A bullet of mass 10 g moving with 300 m/s hits a block of ice of mass 5 kg and drops dead. The velocity of the ice is
A. 50cm/s
B. 60cm/s
C. 40 cm/s
D. 200 cm/s

Answer 1

Hint: It is based on the principle of law of conservation of momentum. This law is applicable for an isolated system which states that the momentum can neither be created nor be destroyed.

Formula Used:
The formula for maw of conservation of momentum will be used. Momentum is the product of mass and velocity of the particle in the system. Since it has both magnitude and direction, it is a vector quantity. Mathematically law of conservation of momentum is written as,
\[{m_1}{u_1} + {m_2}{u_2} = {m_1}{v_1} + {m_2}{v_2}\]

Complete step by step solution:
Given that the mass of the bullet is \[{m_1} = 10g = {10^{ - 3}}kg\]
Also, velocity of the bullet is given as \[{v_1} = 300m/s\]
Mass of the ice block is given \[{m_2} = 5kg\]
Velocity of the ice block \[{v_2} = ?\]
Since in an isolated system, the momentum of the system before collision and after collision remains constant, so it can be written that,
\[{m_1}{u_1} + {m_2}{u_2} = {m_1}{v_1} + {m_2}{v_2}\]
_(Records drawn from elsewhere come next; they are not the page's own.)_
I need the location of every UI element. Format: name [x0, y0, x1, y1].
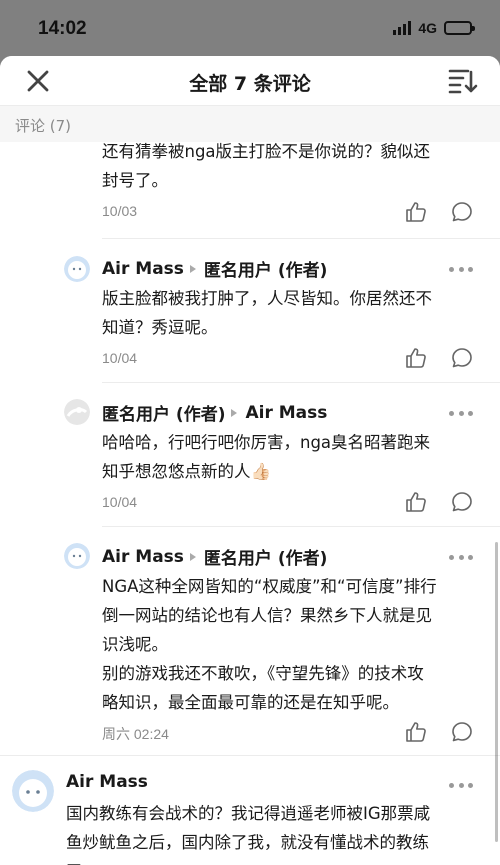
author-name[interactable]: Air Mass	[66, 772, 148, 792]
reply-header: Air Mass 匿名用户 (作者)	[102, 544, 327, 570]
reply-item: 还有猜拳被nga版主打脸不是你说的？貌似还 封号了。 10/03	[0, 142, 500, 239]
reply-time: 10/03	[102, 203, 138, 219]
more-icon[interactable]	[449, 409, 473, 417]
comment-text: 国内教练有会战术的？我记得逍遥老师被IG那票咸 鱼炒鱿鱼之后，国内除了我，就没有…	[66, 804, 431, 865]
reply-icon[interactable]	[450, 490, 474, 514]
comment-item: Air Mass 国内教练有会战术的？我记得逍遥老师被IG那票咸 鱼炒鱿鱼之后，…	[0, 756, 500, 865]
section-header: 评论 (7)	[0, 106, 500, 142]
reply-arrow-icon	[189, 552, 196, 561]
reply-item: Air Mass 匿名用户 (作者) 版主脸都被我打肿了，人尽皆知。你居然还不 …	[0, 239, 500, 383]
network-type: 4G	[418, 20, 437, 36]
reply-text: 版主脸都被我打肿了，人尽皆知。你居然还不 知道？秀逗呢。	[102, 289, 432, 337]
reply-text: 还有猜拳被nga版主打脸不是你说的？貌似还 封号了。	[102, 142, 431, 190]
reply-arrow-icon	[231, 408, 238, 417]
comments-sheet: 全部 7 条评论 评论 (7) 还有猜拳被nga版主打脸不是你说的？貌似还 封号…	[0, 56, 500, 865]
more-icon[interactable]	[449, 553, 473, 561]
avatar[interactable]	[64, 256, 90, 282]
status-indicators: 4G	[393, 20, 475, 36]
reply-text: NGA这种全网皆知的“权威度”和“可信度”排行 倒一网站的结论也有人信？果然乡下…	[102, 577, 437, 712]
reply-item: Air Mass 匿名用户 (作者) NGA这种全网皆知的“权威度”和“可信度”…	[0, 527, 500, 755]
author-name[interactable]: Air Mass	[102, 259, 184, 279]
reply-time: 10/04	[102, 494, 138, 510]
comment-header: Air Mass	[66, 772, 148, 792]
avatar[interactable]	[64, 399, 90, 425]
reply-header: 匿名用户 (作者) Air Mass	[102, 400, 327, 426]
status-bar: 14:02 4G	[0, 0, 500, 56]
like-icon[interactable]	[404, 490, 428, 514]
signal-icon	[393, 21, 412, 35]
battery-icon	[444, 21, 475, 35]
comment-list[interactable]: 还有猜拳被nga版主打脸不是你说的？貌似还 封号了。 10/03 Air Mas…	[0, 142, 500, 865]
reply-to-name[interactable]: 匿名用户 (作者)	[204, 256, 327, 281]
reply-time: 周六 02:24	[102, 726, 169, 742]
status-time: 14:02	[38, 18, 87, 39]
more-icon[interactable]	[449, 781, 473, 789]
like-icon[interactable]	[404, 720, 428, 744]
scrollbar[interactable]	[495, 542, 498, 842]
reply-item: 匿名用户 (作者) Air Mass 哈哈哈，行吧行吧你厉害，nga臭名昭著跑来…	[0, 383, 500, 527]
like-icon[interactable]	[404, 200, 428, 224]
reply-icon[interactable]	[450, 720, 474, 744]
reply-arrow-icon	[189, 264, 196, 273]
sort-icon[interactable]	[448, 68, 478, 94]
reply-header: Air Mass 匿名用户 (作者)	[102, 256, 327, 282]
reply-icon[interactable]	[450, 346, 474, 370]
more-icon[interactable]	[449, 265, 473, 273]
comment-count-label: 评论 (7)	[15, 117, 72, 135]
like-icon[interactable]	[404, 346, 428, 370]
author-name[interactable]: 匿名用户 (作者)	[102, 400, 225, 425]
avatar[interactable]	[64, 543, 90, 569]
author-name[interactable]: Air Mass	[102, 547, 184, 567]
avatar[interactable]	[12, 770, 54, 812]
reply-to-name[interactable]: 匿名用户 (作者)	[204, 544, 327, 569]
reply-text: 哈哈哈，行吧行吧你厉害，nga臭名昭著跑来 知乎想忽悠点新的人👍🏻	[102, 433, 431, 481]
reply-icon[interactable]	[450, 200, 474, 224]
page-title: 全部 7 条评论	[189, 73, 311, 95]
reply-to-name[interactable]: Air Mass	[245, 403, 327, 423]
reply-time: 10/04	[102, 350, 138, 366]
sheet-header: 全部 7 条评论	[0, 56, 500, 106]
Substituting all the values in the above equation and solving for the value of velocity we get,
\[({10^{ - 2}} \times 300) + (5 \times 0) = ({10^{ - 2}} \times 0) + 5{v_2}\]
\[\Rightarrow 3 = 5{v_2}\]
\[\Rightarrow {v_2} = \dfrac{3}{5}\]
\[\Rightarrow {v_2} = 0.6\,m/s\]
Converting it into cm, we get
\[{v_2} = 60\,cm/s\]
Therefore, the velocity of the ice block when the other block of mass strikes with it is 60 cm/s.

Hence, option B is the correct answer.

Note: It is to be noted that according to the law of conservation of momentum, the momentum of an object before the collision and after the collision, remains the same. It can be applied if the objects are colliding with each other, exploding or interacting with each other. In case, if Newton’s law can not be applied to the system, the law of conservation of momentum is also applicable in that case.